There is Shivan Kamboj, a bit transitory in his emotional sweeps, but admirably courageous in his independent line of thinking, which as a journalist lands him in jail during Indira Gandhi's Emergency.
There is Alexei Rumyantsev who like many Russians sincerely thought their alliance with Afghanistan would liberate that oppressive feudal order. The chain of events led to an end-result not expected either in Russia or the West—that the burden of Russian intervention would precipitate the fall of the Sovet system. More tragically, it saw the rise of Islamic fundamentalism promoted by the West to counter Soviet hegemony in Central Asia which is now eating into the West's security systems like cancer, suppressed in one country only to cultivate its cells in another. And the disorder in Yeltsin's Russia in the aftermath of the fall of the Soviets, picturesquely depicted through the personal vicissitudes of Alexei's doctor-wife, Ludmilla, is gripping.
Prince Farid Brezhna, a Westernised Afghan, sees the local warlords and the Mujahideen (both propped up by the West to counter Communist thoughts) as obscurantist and hence antagonises them. His lands are taken over and wife, Anahita, violated and disfigured, a violent preview of the Taliban and ISIS habits in the 21st century.
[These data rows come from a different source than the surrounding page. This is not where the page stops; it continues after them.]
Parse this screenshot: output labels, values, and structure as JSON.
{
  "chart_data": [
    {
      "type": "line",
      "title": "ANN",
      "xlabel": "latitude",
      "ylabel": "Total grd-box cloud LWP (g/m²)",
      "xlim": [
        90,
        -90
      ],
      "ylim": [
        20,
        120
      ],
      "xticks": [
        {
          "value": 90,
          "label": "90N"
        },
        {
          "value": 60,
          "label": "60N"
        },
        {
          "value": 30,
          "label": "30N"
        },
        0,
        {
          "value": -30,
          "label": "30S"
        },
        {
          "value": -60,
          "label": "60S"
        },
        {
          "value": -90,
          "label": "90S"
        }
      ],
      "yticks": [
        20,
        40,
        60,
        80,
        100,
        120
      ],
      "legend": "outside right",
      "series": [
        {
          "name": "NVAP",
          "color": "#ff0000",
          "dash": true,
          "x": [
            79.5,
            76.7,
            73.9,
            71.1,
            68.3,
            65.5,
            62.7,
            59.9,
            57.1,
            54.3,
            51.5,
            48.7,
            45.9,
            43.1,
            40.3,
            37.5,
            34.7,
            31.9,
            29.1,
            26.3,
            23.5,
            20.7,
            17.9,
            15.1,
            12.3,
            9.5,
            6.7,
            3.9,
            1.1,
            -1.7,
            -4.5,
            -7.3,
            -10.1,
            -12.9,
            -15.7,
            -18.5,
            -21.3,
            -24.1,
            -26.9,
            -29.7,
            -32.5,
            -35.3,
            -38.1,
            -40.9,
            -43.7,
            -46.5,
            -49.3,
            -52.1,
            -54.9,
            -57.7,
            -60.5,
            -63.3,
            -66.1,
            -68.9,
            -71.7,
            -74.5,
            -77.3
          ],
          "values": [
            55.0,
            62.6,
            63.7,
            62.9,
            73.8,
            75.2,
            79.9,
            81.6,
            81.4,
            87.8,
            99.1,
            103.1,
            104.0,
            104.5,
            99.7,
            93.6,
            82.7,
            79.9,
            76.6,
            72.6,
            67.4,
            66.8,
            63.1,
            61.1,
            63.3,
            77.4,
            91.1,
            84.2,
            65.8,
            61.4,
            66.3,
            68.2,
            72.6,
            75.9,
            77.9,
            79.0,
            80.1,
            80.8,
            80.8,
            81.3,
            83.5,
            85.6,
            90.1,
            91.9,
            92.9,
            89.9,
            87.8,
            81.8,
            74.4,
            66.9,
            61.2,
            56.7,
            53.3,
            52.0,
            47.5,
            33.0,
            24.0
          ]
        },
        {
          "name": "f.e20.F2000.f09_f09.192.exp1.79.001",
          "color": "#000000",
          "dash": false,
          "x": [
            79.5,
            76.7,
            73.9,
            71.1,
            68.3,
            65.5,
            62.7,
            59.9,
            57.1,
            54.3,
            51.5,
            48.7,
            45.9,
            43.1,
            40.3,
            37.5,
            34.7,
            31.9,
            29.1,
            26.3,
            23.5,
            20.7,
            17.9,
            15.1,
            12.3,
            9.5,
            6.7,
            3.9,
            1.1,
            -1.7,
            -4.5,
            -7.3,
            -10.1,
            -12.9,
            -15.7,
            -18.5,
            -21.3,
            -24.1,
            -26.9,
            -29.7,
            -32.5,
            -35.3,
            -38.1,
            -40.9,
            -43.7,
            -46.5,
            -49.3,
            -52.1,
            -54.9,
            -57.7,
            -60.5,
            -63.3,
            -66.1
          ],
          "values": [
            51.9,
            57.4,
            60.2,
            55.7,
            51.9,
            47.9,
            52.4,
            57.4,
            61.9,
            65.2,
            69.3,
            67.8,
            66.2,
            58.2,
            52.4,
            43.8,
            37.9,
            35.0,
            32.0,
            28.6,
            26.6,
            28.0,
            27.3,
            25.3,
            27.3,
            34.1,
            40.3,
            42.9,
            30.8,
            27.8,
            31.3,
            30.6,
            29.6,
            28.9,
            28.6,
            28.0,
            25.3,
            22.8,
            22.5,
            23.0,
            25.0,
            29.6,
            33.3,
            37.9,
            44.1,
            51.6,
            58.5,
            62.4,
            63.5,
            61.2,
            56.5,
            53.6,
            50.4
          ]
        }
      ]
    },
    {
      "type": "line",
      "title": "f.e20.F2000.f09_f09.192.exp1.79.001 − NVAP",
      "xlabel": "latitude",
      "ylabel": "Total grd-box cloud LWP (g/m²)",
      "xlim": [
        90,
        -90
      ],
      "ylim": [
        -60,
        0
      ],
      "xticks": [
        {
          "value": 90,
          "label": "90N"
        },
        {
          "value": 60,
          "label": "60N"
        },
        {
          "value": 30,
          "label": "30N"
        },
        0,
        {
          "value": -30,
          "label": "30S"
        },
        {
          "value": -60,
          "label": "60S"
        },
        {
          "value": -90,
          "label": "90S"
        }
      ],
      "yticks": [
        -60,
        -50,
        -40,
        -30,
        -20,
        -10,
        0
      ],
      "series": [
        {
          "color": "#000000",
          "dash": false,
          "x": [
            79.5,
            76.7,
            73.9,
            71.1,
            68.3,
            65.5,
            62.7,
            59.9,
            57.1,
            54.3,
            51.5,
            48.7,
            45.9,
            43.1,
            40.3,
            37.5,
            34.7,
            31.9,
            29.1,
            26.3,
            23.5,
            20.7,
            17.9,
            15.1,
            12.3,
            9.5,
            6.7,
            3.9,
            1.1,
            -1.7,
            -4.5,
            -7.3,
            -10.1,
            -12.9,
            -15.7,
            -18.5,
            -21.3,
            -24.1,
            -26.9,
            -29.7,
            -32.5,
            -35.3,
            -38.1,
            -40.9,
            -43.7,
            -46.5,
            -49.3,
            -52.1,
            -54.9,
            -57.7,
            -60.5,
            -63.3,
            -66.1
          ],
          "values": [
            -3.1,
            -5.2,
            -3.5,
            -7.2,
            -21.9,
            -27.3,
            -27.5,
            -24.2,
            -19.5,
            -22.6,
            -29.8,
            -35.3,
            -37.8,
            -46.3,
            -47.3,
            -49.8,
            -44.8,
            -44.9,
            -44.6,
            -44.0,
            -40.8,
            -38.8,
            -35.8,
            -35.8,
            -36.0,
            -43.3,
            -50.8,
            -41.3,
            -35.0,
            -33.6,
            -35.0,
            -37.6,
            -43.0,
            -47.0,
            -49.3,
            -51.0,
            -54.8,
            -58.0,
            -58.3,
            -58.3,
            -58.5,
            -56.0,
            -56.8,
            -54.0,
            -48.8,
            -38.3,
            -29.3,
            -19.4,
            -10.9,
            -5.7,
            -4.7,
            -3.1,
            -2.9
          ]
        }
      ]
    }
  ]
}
Achala Moulik has penned a fascinating historical sweep, where the London School of Economics during the Cuban crisis of October 1962 is the gathering-point of the main characters. And the night of Kennedy's (still unexplained) murder is when Shivan tells Romona of his uncharted marriage plans, taking three years to finally marry her in a Venice gondola! In due course, the scene shifts to India, where on return Shivam and Romona discover the problems of chaos (thrown up by the uncertainties of 1967 poll results in the States?) and of Naxalite disorders (thrown up by the unsettled peasantry issues).
Shivam now also reports on the fall of Saigon, where for the first time a small Asian nation defeated, in succession, two Western military powers. The romance of the US GI forces was buried, only to rear its head 40 years later in Afghanistan, Iran, and Syria, with the ugly change of combat battles now replaced by missile attacks and drone assaults, launched from a safe distance.
Shivan's journalistic forays now take him to Iran, where the Islamic Revolution throws out the West-propped-up Shah and his (un-Islamic style) corrupt family.
By 1993, Shivan moves to Bosnia in 1993, to report on Tito's unified Yugoslavia falling to pieces, into half-a-dozen divided countries! Verily, the West won!!
Achala Moulik has written a historical novel very well, and hopefully it will spin off similarly readable novels on Indian political historiography. The only factual difference that I can raise is her imputation that Sivan (when he returns to Delhi and India by the turn of the 21st century) is appalled by the deterioration of the press. My own take is that the Indian press (exemplified by The Indian Express and EPW) has finally thrown up shining islands of investigative journalism. And yet, its a highly recommendable book....excellent prose of fictional personal stories woven around fast-moving historical events.
After 35 years in the IAS, the reviewer is now occupied fulltime in a Claims Commission reporting directly to the Supreme Court.